The British conservative renovation begins with this insight: The central political debate of the 20th century was over the role of government... But the central debate of the 21st century is over quality of life... Political leaders have to also talk about, as one Tory politician put it, "the whole way we live our lives."

That means, first, moving beyond the Thatcherite tendency to put economics first. As Oliver Letwin, one of the leading Tory strategists put it: "Politics, once econo-centric, must now become socio-centric." David Cameron, the Conservative Party leader, makes it clear that his primary focus is sociological. Last year he declared: "The great challenge of the 1970s and 1980s was economic revival. The great challenge in this decade and the next is social revival."
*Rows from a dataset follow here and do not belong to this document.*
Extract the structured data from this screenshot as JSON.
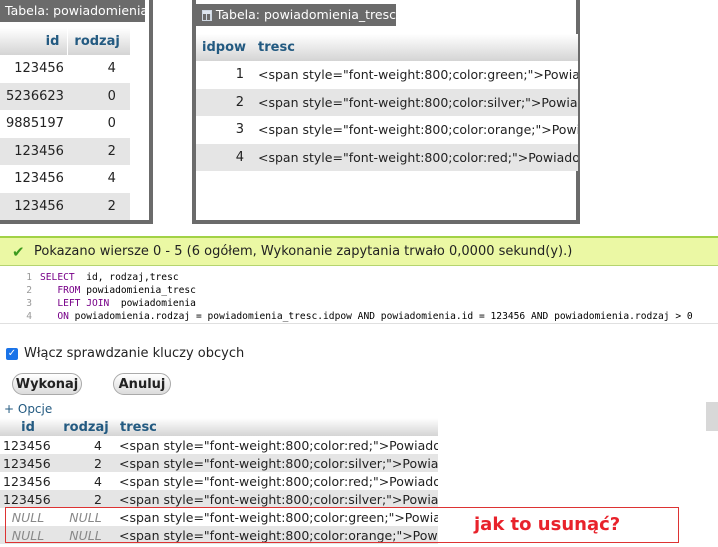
{
  "panel_powiadomienia": {
    "title": "Tabela: powiadomienia",
    "columns": [
      "id",
      "rodzaj"
    ],
    "rows": [
      [
        "123456",
        "4"
      ],
      [
        "5236623",
        "0"
      ],
      [
        "9885197",
        "0"
      ],
      [
        "123456",
        "2"
      ],
      [
        "123456",
        "4"
      ],
      [
        "123456",
        "2"
      ]
    ]
  },
  "panel_powiadomienia_tresc": {
    "title": "Tabela: powiadomienia_tresc",
    "icon": "table-icon",
    "columns": [
      "idpow",
      "tresc"
    ],
    "rows": [
      [
        "1",
        "<span style=\"font-weight:800;color:green;\">Powiadomienie"
      ],
      [
        "2",
        "<span style=\"font-weight:800;color:silver;\">Powiadomienie"
      ],
      [
        "3",
        "<span style=\"font-weight:800;color:orange;\">Powiadomienie"
      ],
      [
        "4",
        "<span style=\"font-weight:800;color:red;\">Powiadomienie"
      ]
    ]
  },
  "status": {
    "icon": "check-icon",
    "message": "Pokazano wiersze 0 - 5 (6 ogółem, Wykonanie zapytania trwało 0,0000 sekund(y).)"
  },
  "sql_lines": [
    {
      "n": "1",
      "kw1": "SELECT",
      "rest": "  id, rodzaj,tresc"
    },
    {
      "n": "2",
      "kw1": "FROM",
      "rest": " powiadomienia_tresc"
    },
    {
      "n": "3",
      "kw1": "LEFT JOIN",
      "rest": "  powiadomienia"
    },
    {
      "n": "4",
      "kw1": "ON",
      "rest": " powiadomienia.rodzaj = powiadomienia_tresc.idpow AND powiadomienia.id = 123456 AND powiadomienia.rodzaj > 0"
    }
  ],
  "fk_check": {
    "label": "Włącz sprawdzanie kluczy obcych",
    "checked": true
  },
  "buttons": {
    "go": "Wykonaj",
    "cancel": "Anuluj"
  },
  "results": {
    "options_label": "+ Opcje",
    "columns": [
      "id",
      "rodzaj",
      "tresc"
    ],
    "rows": [
      [
        "123456",
        "4",
        "<span style=\"font-weight:800;color:red;\">Powiadomienie"
      ],
      [
        "123456",
        "2",
        "<span style=\"font-weight:800;color:silver;\">Powiadomienie"
      ],
      [
        "123456",
        "4",
        "<span style=\"font-weight:800;color:red;\">Powiadomienie"
      ],
      [
        "123456",
        "2",
        "<span style=\"font-weight:800;color:silver;\">Powiadomienie"
      ],
      [
        "NULL",
        "NULL",
        "<span style=\"font-weight:800;color:green;\">Powiadomienie"
      ],
      [
        "NULL",
        "NULL",
        "<span style=\"font-weight:800;color:orange;\">Powiadomienie"
      ]
    ]
  },
  "annotation": "jak to usunąć?",
  "colors": {
    "accent": "#235a81",
    "success_bg": "#ebf8a4",
    "annotation": "#e8222b"
  }
}
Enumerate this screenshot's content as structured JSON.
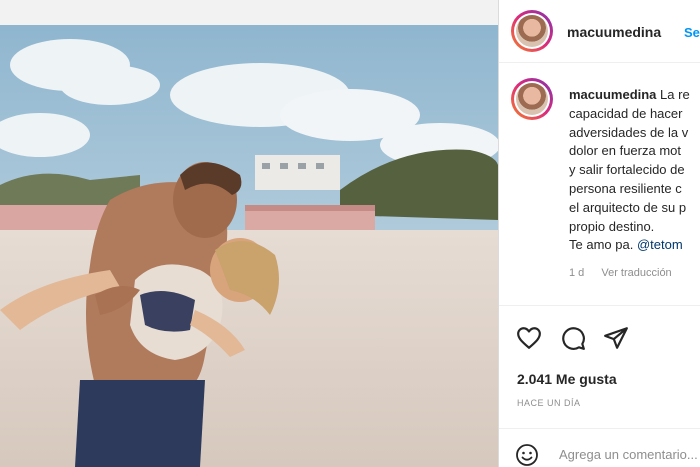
{
  "post": {
    "username": "macuumedina",
    "follow_label": "Se",
    "caption": {
      "user": "macuumedina",
      "first_line": "La re",
      "lines": [
        "capacidad de hacer",
        "adversidades de la v",
        "dolor en fuerza mot",
        "y salir fortalecido de",
        "persona resiliente c",
        "el arquitecto de su p",
        "propio destino."
      ],
      "closing": "Te amo pa.",
      "mention": "@tetom"
    },
    "meta": {
      "age": "1 d",
      "translate_label": "Ver traducción"
    },
    "likes": "2.041 Me gusta",
    "time_ago": "HACE UN DÍA",
    "comment": {
      "placeholder": "Agrega un comentario..."
    }
  },
  "icons": [
    "heart-icon",
    "comment-icon",
    "share-icon",
    "emoji-icon"
  ],
  "colors": {
    "link_blue": "#0095f6",
    "mention_blue": "#00376b",
    "muted": "#8e8e8e",
    "text": "#262626"
  }
}
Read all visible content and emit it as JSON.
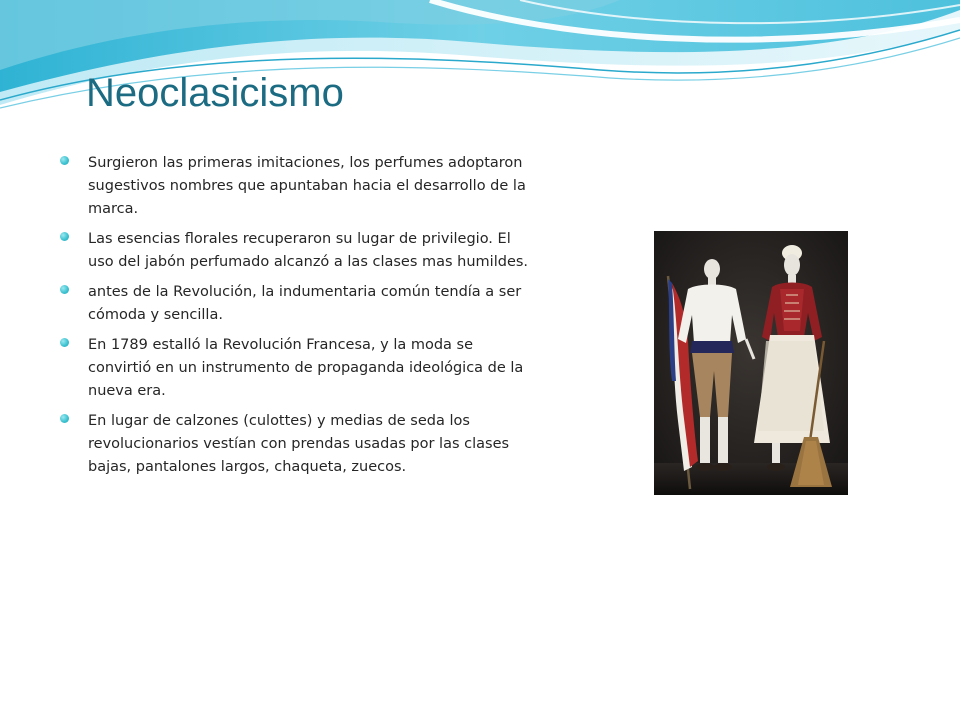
{
  "slide": {
    "title": "Neoclasicismo",
    "bullets": [
      "Surgieron las primeras imitaciones, los perfumes adoptaron sugestivos nombres que apuntaban hacia el desarrollo de la marca.",
      "Las esencias florales recuperaron su lugar de privilegio. El uso del jabón perfumado alcanzó a las clases mas humildes.",
      "antes de la Revolución, la indumentaria común tendía a ser cómoda y sencilla.",
      "En 1789 estalló la Revolución Francesa, y la moda se convirtió en un instrumento de propaganda ideológica de la nueva era.",
      "En lugar de calzones (culottes) y medias de seda los revolucionarios vestían con prendas usadas por las clases bajas, pantalones largos, chaqueta, zuecos."
    ]
  },
  "theme": {
    "title_color": "#1b6b83",
    "bullet_color": "#3fc3d1",
    "wave_colors": [
      "#2fb8d6",
      "#8fd9ea",
      "#cdeff7"
    ]
  }
}
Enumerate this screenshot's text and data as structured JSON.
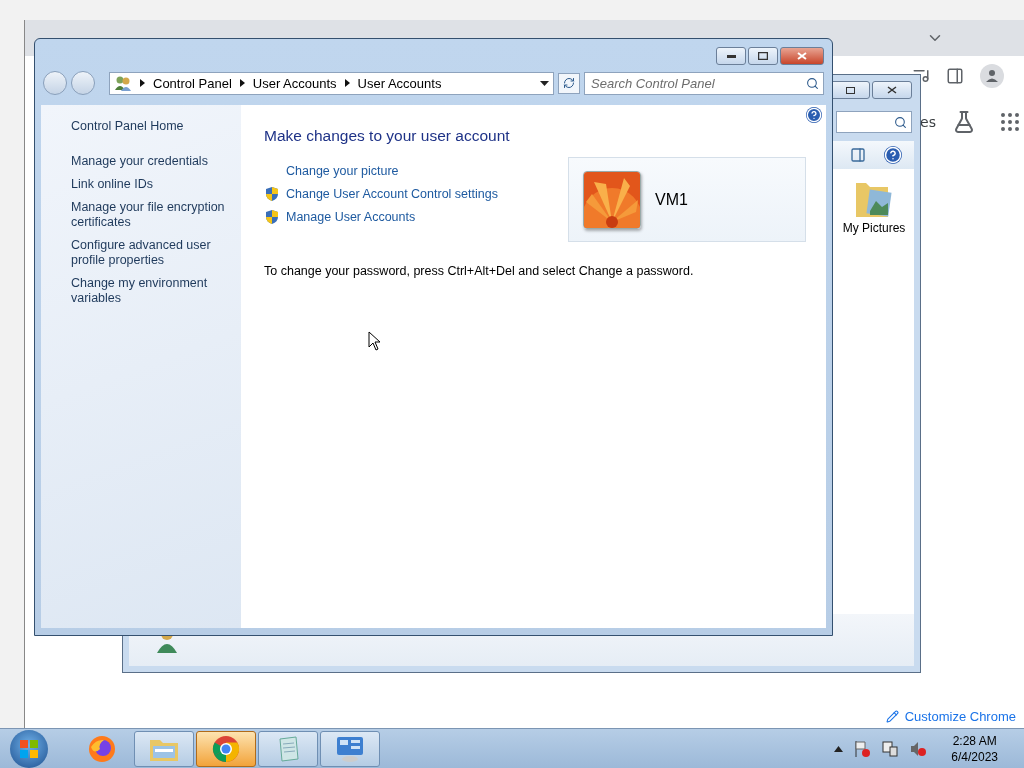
{
  "browser": {
    "partial_text": "es",
    "customize_button": "Customize Chrome"
  },
  "explorer": {
    "items": [
      {
        "label": "My Pictures"
      }
    ]
  },
  "control_panel": {
    "breadcrumb": [
      "Control Panel",
      "User Accounts",
      "User Accounts"
    ],
    "search": {
      "placeholder": "Search Control Panel"
    },
    "sidebar": {
      "home": "Control Panel Home",
      "items": [
        "Manage your credentials",
        "Link online IDs",
        "Manage your file encryption certificates",
        "Configure advanced user profile properties",
        "Change my environment variables"
      ]
    },
    "heading": "Make changes to your user account",
    "tasks": [
      {
        "label": "Change your picture",
        "shield": false
      },
      {
        "label": "Change User Account Control settings",
        "shield": true
      },
      {
        "label": "Manage User Accounts",
        "shield": true
      }
    ],
    "account": {
      "name": "VM1"
    },
    "note": "To change your password, press Ctrl+Alt+Del and select Change a password."
  },
  "taskbar": {
    "apps": [
      {
        "kind": "firefox",
        "running": false,
        "selected": false
      },
      {
        "kind": "explorer",
        "running": true,
        "selected": false
      },
      {
        "kind": "chrome",
        "running": true,
        "selected": true
      },
      {
        "kind": "notepad",
        "running": true,
        "selected": false
      },
      {
        "kind": "controlpanel",
        "running": true,
        "selected": false
      }
    ],
    "clock": {
      "time": "2:28 AM",
      "date": "6/4/2023"
    }
  }
}
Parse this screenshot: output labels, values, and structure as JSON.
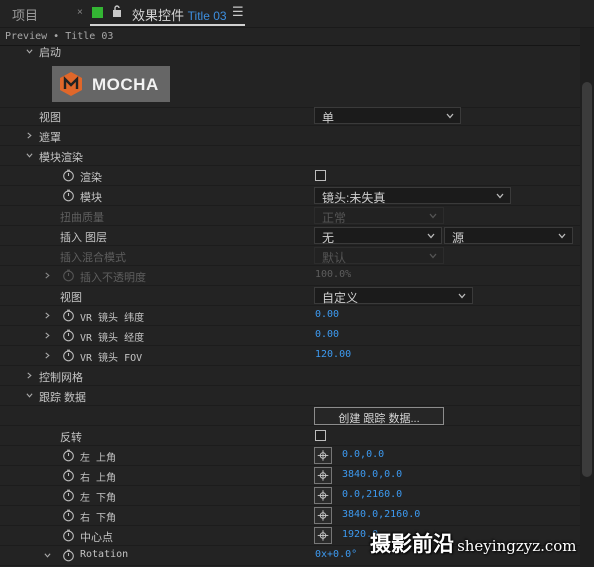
{
  "tabs": {
    "project": "项目",
    "close_glyph": "×",
    "effects_prefix": "效果控件",
    "effects_comp": "Title 03",
    "menu_glyph": "☰"
  },
  "header": {
    "breadcrumb": "Preview • Title 03"
  },
  "logo": {
    "text": "MOCHA"
  },
  "rows": {
    "launch": "启动",
    "view": {
      "label": "视图",
      "value": "单"
    },
    "mask": "遮罩",
    "module_render": "模块渲染",
    "render": {
      "label": "渲染"
    },
    "module": {
      "label": "模块",
      "value": "镜头:未失真"
    },
    "warp_quality": {
      "label": "扭曲质量",
      "value": "正常"
    },
    "insert_layer": {
      "label": "插入 图层",
      "value": "无",
      "source": "源"
    },
    "insert_blend": {
      "label": "插入混合模式",
      "value": "默认"
    },
    "insert_opacity": {
      "label": "插入不透明度",
      "value": "100.0%"
    },
    "view2": {
      "label": "视图",
      "value": "自定义"
    },
    "vr_lat": {
      "label": "VR 镜头 纬度",
      "value": "0.00"
    },
    "vr_lon": {
      "label": "VR 镜头 经度",
      "value": "0.00"
    },
    "vr_fov": {
      "label": "VR 镜头 FOV",
      "value": "120.00"
    },
    "control_grid": "控制网格",
    "tracking_data": "跟踪 数据",
    "create_tracking_button": "创建 跟踪 数据...",
    "invert": {
      "label": "反转"
    },
    "top_left": {
      "label": "左 上角",
      "value": "0.0,0.0"
    },
    "top_right": {
      "label": "右 上角",
      "value": "3840.0,0.0"
    },
    "bottom_left": {
      "label": "左 下角",
      "value": "0.0,2160.0"
    },
    "bottom_right": {
      "label": "右 下角",
      "value": "3840.0,2160.0"
    },
    "center": {
      "label": "中心点",
      "value": "1920.0"
    },
    "rotation": {
      "label": "Rotation",
      "value": "0x+0.0°"
    }
  },
  "watermark": {
    "cn": "摄影前沿",
    "url": "sheyingzyz.com"
  },
  "colors": {
    "accent_blue": "#3d9af0",
    "active_green": "#33b533",
    "panel_bg": "#232323"
  }
}
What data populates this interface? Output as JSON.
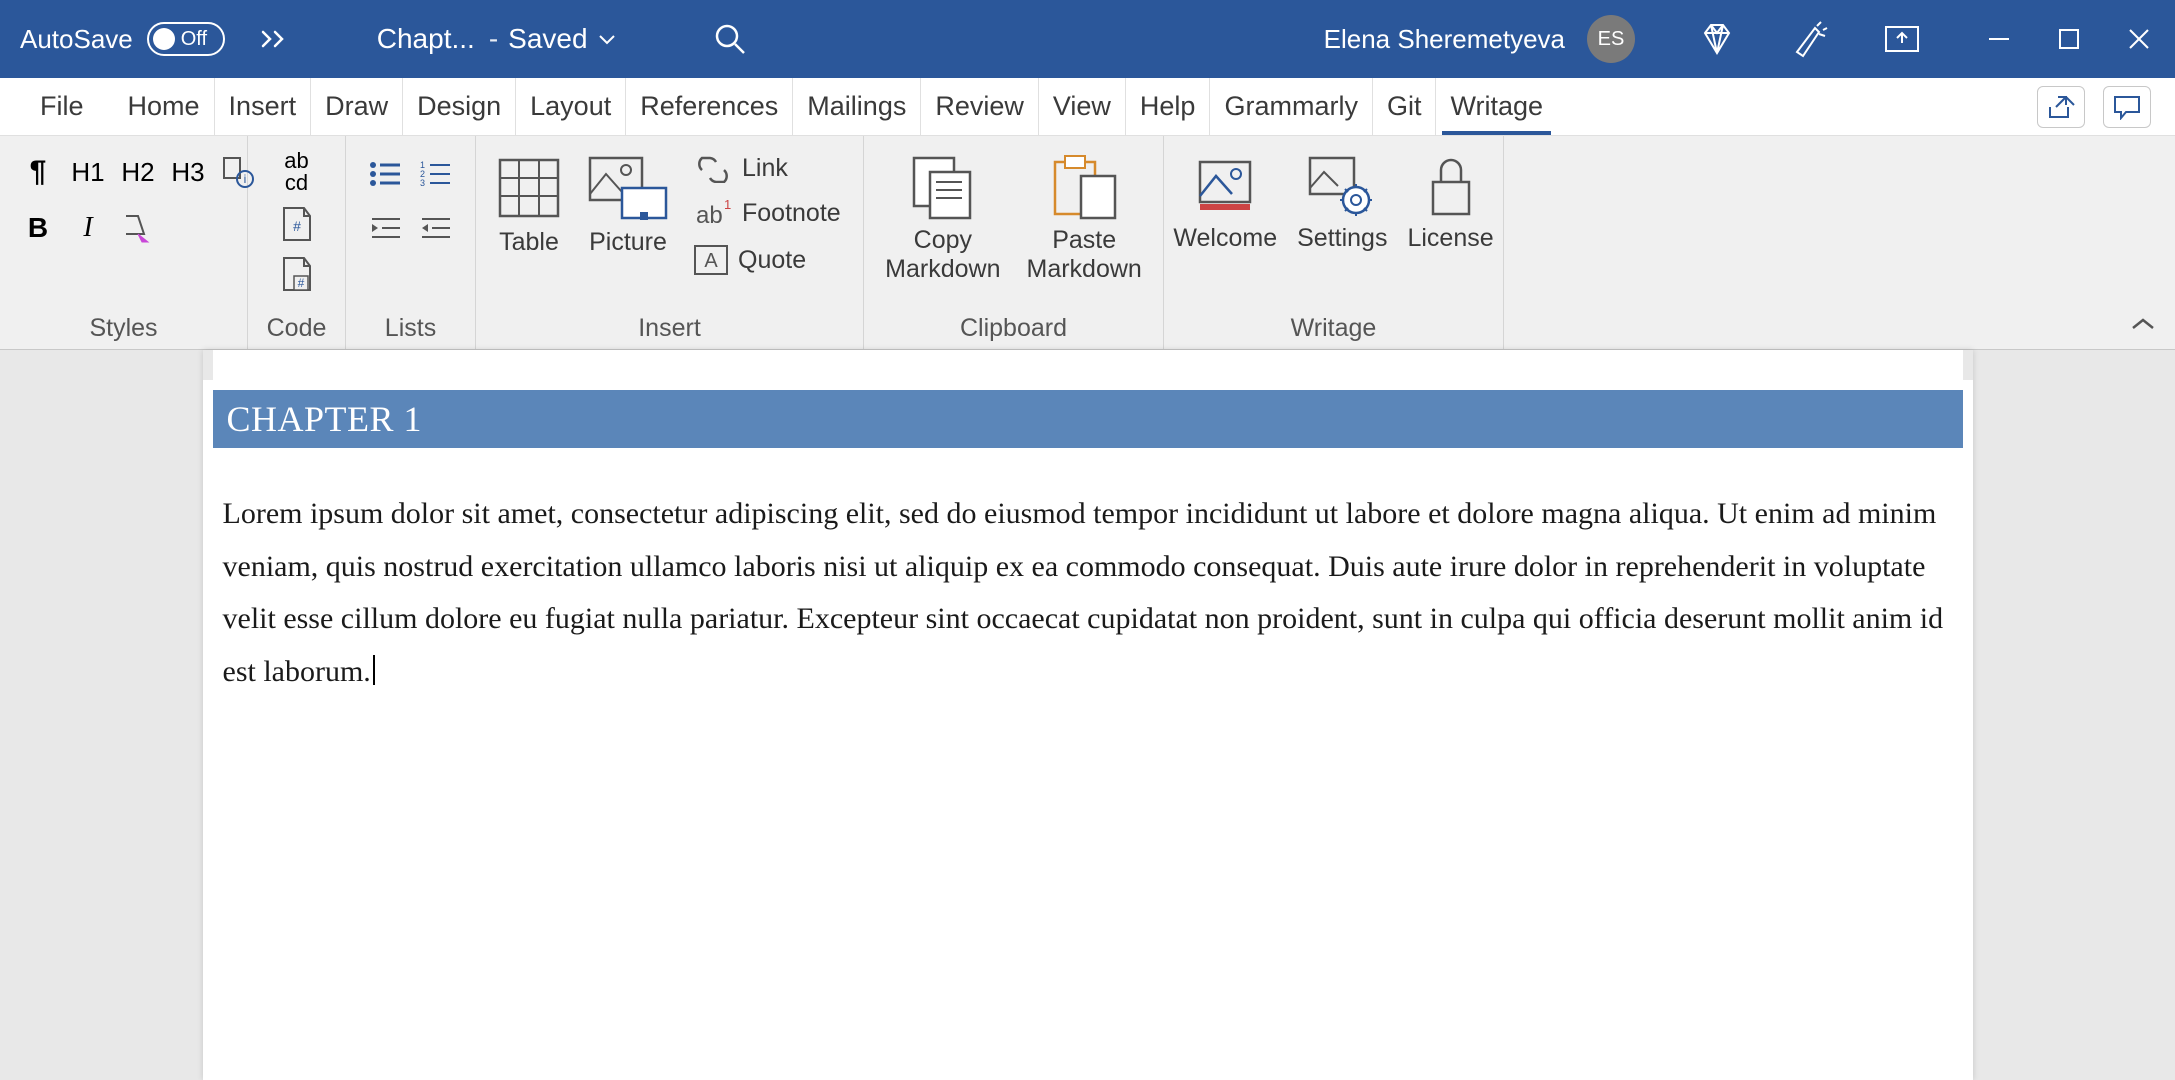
{
  "titlebar": {
    "autosave_label": "AutoSave",
    "autosave_state": "Off",
    "doc_name": "Chapt...",
    "saved_label": "Saved",
    "user_name": "Elena Sheremetyeva",
    "user_initials": "ES"
  },
  "tabs": {
    "file": "File",
    "home": "Home",
    "insert": "Insert",
    "draw": "Draw",
    "design": "Design",
    "layout": "Layout",
    "references": "References",
    "mailings": "Mailings",
    "review": "Review",
    "view": "View",
    "help": "Help",
    "grammarly": "Grammarly",
    "git": "Git",
    "writage": "Writage"
  },
  "ribbon": {
    "styles": {
      "group_label": "Styles",
      "h1": "H1",
      "h2": "H2",
      "h3": "H3",
      "b": "B",
      "i": "I"
    },
    "code": {
      "group_label": "Code",
      "inline": "ab\ncd"
    },
    "lists": {
      "group_label": "Lists"
    },
    "insert": {
      "group_label": "Insert",
      "table": "Table",
      "picture": "Picture",
      "link": "Link",
      "footnote": "Footnote",
      "quote": "Quote"
    },
    "clipboard": {
      "group_label": "Clipboard",
      "copy": "Copy Markdown",
      "paste": "Paste Markdown"
    },
    "writage": {
      "group_label": "Writage",
      "welcome": "Welcome",
      "settings": "Settings",
      "license": "License"
    }
  },
  "document": {
    "heading": "CHAPTER 1",
    "body": "Lorem ipsum dolor sit amet, consectetur adipiscing elit, sed do eiusmod tempor incididunt ut labore et dolore magna aliqua. Ut enim ad minim veniam, quis nostrud exercitation ullamco laboris nisi ut aliquip ex ea commodo consequat. Duis aute irure dolor in reprehenderit in voluptate velit esse cillum dolore eu fugiat nulla pariatur. Excepteur sint occaecat cupidatat non proident, sunt in culpa qui officia deserunt mollit anim id est laborum."
  }
}
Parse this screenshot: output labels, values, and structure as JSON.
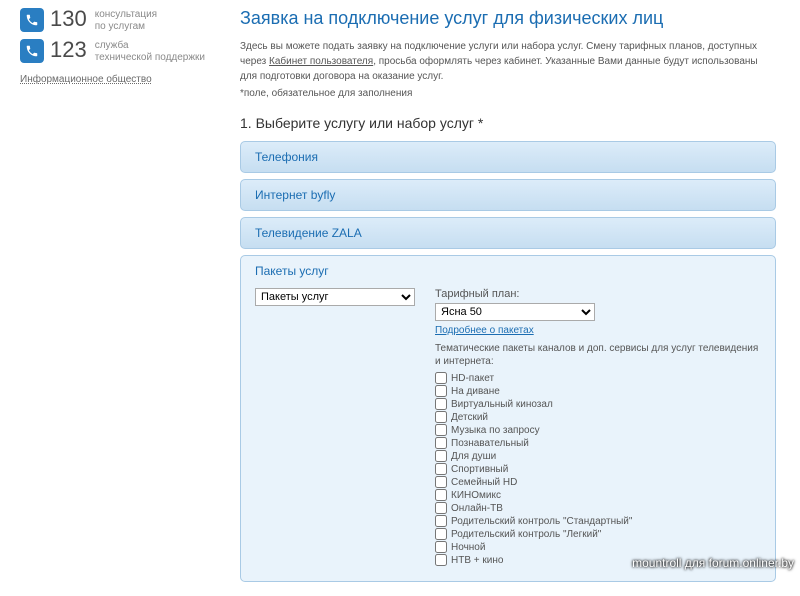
{
  "sidebar": {
    "phones": [
      {
        "number": "130",
        "desc": "консультация\nпо услугам"
      },
      {
        "number": "123",
        "desc": "служба\nтехнической поддержки"
      }
    ],
    "info_link": "Информационное общество"
  },
  "page": {
    "title": "Заявка на подключение услуг для физических лиц",
    "intro_pre": "Здесь вы можете подать заявку на подключение услуги или набора услуг. Смену тарифных планов, доступных через ",
    "intro_link": "Кабинет пользователя",
    "intro_post": ", просьба оформлять через кабинет. Указанные Вами данные будут использованы для подготовки договора на оказание услуг.",
    "required_note": "*поле, обязательное для заполнения",
    "step1": "1. Выберите услугу или набор услуг *"
  },
  "accordions": [
    {
      "title": "Телефония"
    },
    {
      "title": "Интернет byfly"
    },
    {
      "title": "Телевидение ZALA"
    },
    {
      "title": "Пакеты услуг"
    }
  ],
  "packages": {
    "select_package_label": "",
    "select_package_value": "Пакеты услуг",
    "tariff_label": "Тарифный план:",
    "tariff_value": "Ясна 50",
    "more_link": "Подробнее о пакетах",
    "theme_desc": "Тематические пакеты каналов и доп. сервисы для услуг телевидения и интернета:",
    "options": [
      "HD-пакет",
      "На диване",
      "Виртуальный кинозал",
      "Детский",
      "Музыка по запросу",
      "Познавательный",
      "Для души",
      "Спортивный",
      "Семейный HD",
      "КИНОмикс",
      "Онлайн-ТВ",
      "Родительский контроль \"Стандартный\"",
      "Родительский контроль \"Легкий\"",
      "Ночной",
      "НТВ + кино"
    ]
  },
  "watermark": "mountroll для forum.onliner.by"
}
Brooks goes on to suggest that American conservatives will inevitably have to adopt this model. But American progressives should take some lessons of their own. With a good chance of reclaiming the White House and taking a commanding majority in Congress, progressives should caution against letting their hey-day moment blind them to some of these underlying trends. We would be wise to move beyond the econo-centric, materialist liberalism of the 1930s and advance our own postindustrial social contract that can make Americans more secure, address our post-material values, and pave the way for a new progressive era.


1 COMMENTS:

How might religion come into play if the American conservatives adopt this model? I get the feeling that a lot of Americans would like to see a social revival in the form of a further mainstreaming of intense Christianity. Is that something you guys worry about?